Medhaug, who told CNN Business he too was diagnosed with Covid-19 in late April, has been chronicling the Tyson Waterloo plant’s Covid-19 outbreak on Facebook and providing updates on Ayala’s condition since March.

“I was with him in his final moments,” Medhaug said of Ayala on Tuesday. “You don’t think you’re going to go to work and see your friend and less than a week later, he’s going to be on a ventilator — and a couple months later, you’re going to be holding his hands in his last minutes.”

Hernandez said his brother was a “homebody” and an avid gamer who loved “Diablo” and “Call of Duty.”

“He was very down-to-earth,” Hernandez said. “He would help out a lot of people and never expected anything in return.”

Medhaug said he and Ayala became friends shortly after Ayala moved to Waterloo from Laredo, Texas, six years ago to work at the Tyson plant, where Medhaug has also worked for the past 11 years. His loved ones said Ayala had three siblings and a large extended family.

“Jose is a good man,” Medhaug wrote in a Facebook post. “He is an amazing friend. He could always make everyone in the room smile.
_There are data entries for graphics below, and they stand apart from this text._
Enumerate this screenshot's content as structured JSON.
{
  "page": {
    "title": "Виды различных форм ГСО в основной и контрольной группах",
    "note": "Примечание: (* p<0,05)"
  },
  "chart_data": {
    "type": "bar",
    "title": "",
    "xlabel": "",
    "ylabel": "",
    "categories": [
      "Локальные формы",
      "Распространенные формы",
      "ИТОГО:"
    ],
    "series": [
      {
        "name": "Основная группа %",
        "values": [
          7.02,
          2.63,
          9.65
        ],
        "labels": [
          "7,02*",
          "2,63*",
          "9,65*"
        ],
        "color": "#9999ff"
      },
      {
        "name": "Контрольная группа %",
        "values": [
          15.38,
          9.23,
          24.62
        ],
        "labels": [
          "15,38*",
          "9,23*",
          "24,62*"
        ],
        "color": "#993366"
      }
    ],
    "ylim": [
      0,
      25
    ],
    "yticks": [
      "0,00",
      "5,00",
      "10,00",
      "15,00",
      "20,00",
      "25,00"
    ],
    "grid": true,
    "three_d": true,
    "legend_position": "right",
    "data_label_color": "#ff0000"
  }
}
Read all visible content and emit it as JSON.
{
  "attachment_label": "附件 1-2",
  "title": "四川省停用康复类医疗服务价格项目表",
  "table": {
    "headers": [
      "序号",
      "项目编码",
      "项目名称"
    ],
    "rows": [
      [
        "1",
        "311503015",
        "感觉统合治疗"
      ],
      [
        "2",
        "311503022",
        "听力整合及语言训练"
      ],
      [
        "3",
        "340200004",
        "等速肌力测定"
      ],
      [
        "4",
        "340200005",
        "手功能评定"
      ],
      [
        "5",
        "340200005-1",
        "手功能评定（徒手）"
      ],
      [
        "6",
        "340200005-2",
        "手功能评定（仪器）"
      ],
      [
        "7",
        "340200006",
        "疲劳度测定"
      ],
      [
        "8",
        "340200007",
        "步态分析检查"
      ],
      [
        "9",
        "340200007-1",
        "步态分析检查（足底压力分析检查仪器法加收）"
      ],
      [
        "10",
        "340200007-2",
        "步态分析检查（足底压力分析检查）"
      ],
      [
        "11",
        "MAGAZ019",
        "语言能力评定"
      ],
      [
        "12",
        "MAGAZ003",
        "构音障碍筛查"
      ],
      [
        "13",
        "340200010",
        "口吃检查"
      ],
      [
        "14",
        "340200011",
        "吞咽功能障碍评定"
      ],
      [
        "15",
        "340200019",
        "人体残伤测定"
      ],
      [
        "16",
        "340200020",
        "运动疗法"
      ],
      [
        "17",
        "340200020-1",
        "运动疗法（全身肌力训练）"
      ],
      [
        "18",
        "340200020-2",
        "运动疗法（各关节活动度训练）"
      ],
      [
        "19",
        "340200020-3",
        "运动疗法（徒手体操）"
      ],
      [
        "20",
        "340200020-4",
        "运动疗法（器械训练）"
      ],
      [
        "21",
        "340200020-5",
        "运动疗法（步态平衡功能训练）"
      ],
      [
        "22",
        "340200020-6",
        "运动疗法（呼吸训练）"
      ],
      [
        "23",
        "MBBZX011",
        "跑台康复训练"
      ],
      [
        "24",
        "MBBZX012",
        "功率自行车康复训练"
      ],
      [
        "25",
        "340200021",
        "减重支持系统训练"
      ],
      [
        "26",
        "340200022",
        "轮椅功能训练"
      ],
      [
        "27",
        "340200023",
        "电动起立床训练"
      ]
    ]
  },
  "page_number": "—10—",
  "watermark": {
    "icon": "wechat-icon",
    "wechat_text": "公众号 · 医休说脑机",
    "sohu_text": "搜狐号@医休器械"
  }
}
He would do anything for anyone.”

Medhaug said he himself suffered from minor symptoms before a doctor diagnosed him with Covid-19 on April 20, but Ayala had suffered from labored breathing, fever, exhaustion and a cough since late March.
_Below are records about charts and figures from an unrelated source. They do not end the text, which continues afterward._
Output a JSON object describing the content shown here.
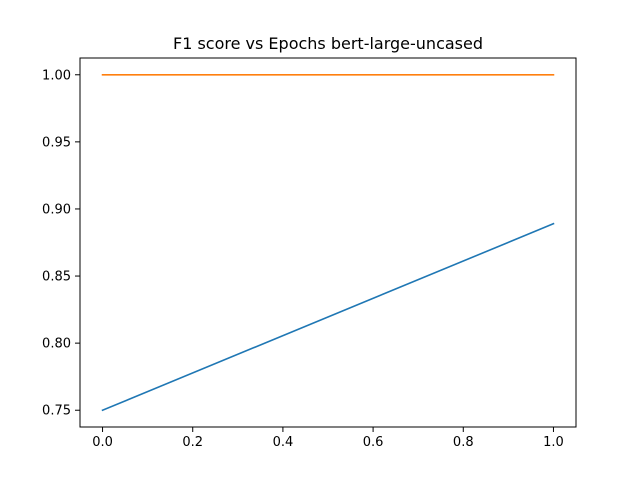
{
  "chart_data": {
    "type": "line",
    "title": "F1 score vs Epochs bert-large-uncased",
    "xlabel": "",
    "ylabel": "",
    "xlim": [
      -0.05,
      1.05
    ],
    "ylim": [
      0.7375,
      1.0125
    ],
    "xticks": [
      0.0,
      0.2,
      0.4,
      0.6,
      0.8,
      1.0
    ],
    "xtick_labels": [
      "0.0",
      "0.2",
      "0.4",
      "0.6",
      "0.8",
      "1.0"
    ],
    "yticks": [
      0.75,
      0.8,
      0.85,
      0.9,
      0.95,
      1.0
    ],
    "ytick_labels": [
      "0.75",
      "0.80",
      "0.85",
      "0.90",
      "0.95",
      "1.00"
    ],
    "grid": false,
    "legend": "none",
    "series": [
      {
        "color": "#1f77b4",
        "x": [
          0,
          1
        ],
        "y": [
          0.75,
          0.889
        ]
      },
      {
        "color": "#ff7f0e",
        "x": [
          0,
          1
        ],
        "y": [
          1.0,
          1.0
        ]
      }
    ]
  }
}
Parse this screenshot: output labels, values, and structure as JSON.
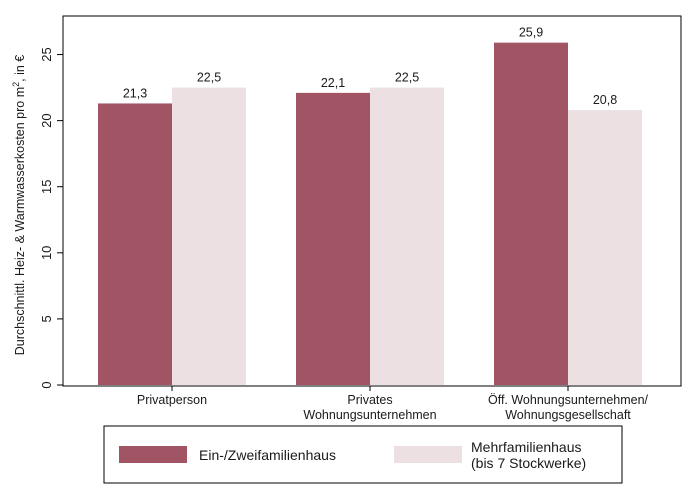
{
  "chart_data": {
    "type": "bar",
    "categories": [
      [
        "Privatperson"
      ],
      [
        "Privates",
        "Wohnungsunternehmen"
      ],
      [
        "Öff. Wohnungsunternehmen/",
        "Wohnungsgesellschaft"
      ]
    ],
    "series": [
      {
        "name": "Ein-/Zweifamilienhaus",
        "color": "#a05464",
        "values": [
          21.3,
          22.1,
          25.9
        ],
        "labels": [
          "21,3",
          "22,1",
          "25,9"
        ]
      },
      {
        "name": [
          "Mehrfamilienhaus",
          "(bis 7 Stockwerke)"
        ],
        "color": "#ece0e2",
        "values": [
          22.5,
          22.5,
          20.8
        ],
        "labels": [
          "22,5",
          "22,5",
          "20,8"
        ]
      }
    ],
    "ylabel": {
      "before": "Durchschnittl. Heiz- & Warmwasserkosten pro m",
      "sup": "2",
      "after": ", in €"
    },
    "yticks": [
      0,
      5,
      10,
      15,
      20,
      25
    ],
    "ylim": [
      0,
      27.5
    ],
    "grid": false,
    "legend_position": "bottom"
  }
}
Temporary tents are setup outside the Tyson plant on Wednesday, April 29, 2020, in Waterloo.

Ayala wasn’t tested until after he was put on a medical ventilator on April 12, according to Medhaug and Hernandez.

“At that point he had moved to a high-risk status,” Medhaug said of Ayala. “Since they needed to move him on a ventilator, they needed to know what they were treating him for, so he was tested.”

Medhaug said he is convinced he and his friend caught the virus at work. “There’s no where else we could have got sick from,” he said.

Tyson did not immediately respond to a request for confirmation that Medhaug and Ayala were infected on the job.

In an earlier email, the company said the health and safety of its team members is its top priority.

“We take this responsibility very seriously, and we have put in place a host of protective steps at our facilities that meet or exceed CDC and OSHA guidance for preventing COVID-19,” the company said.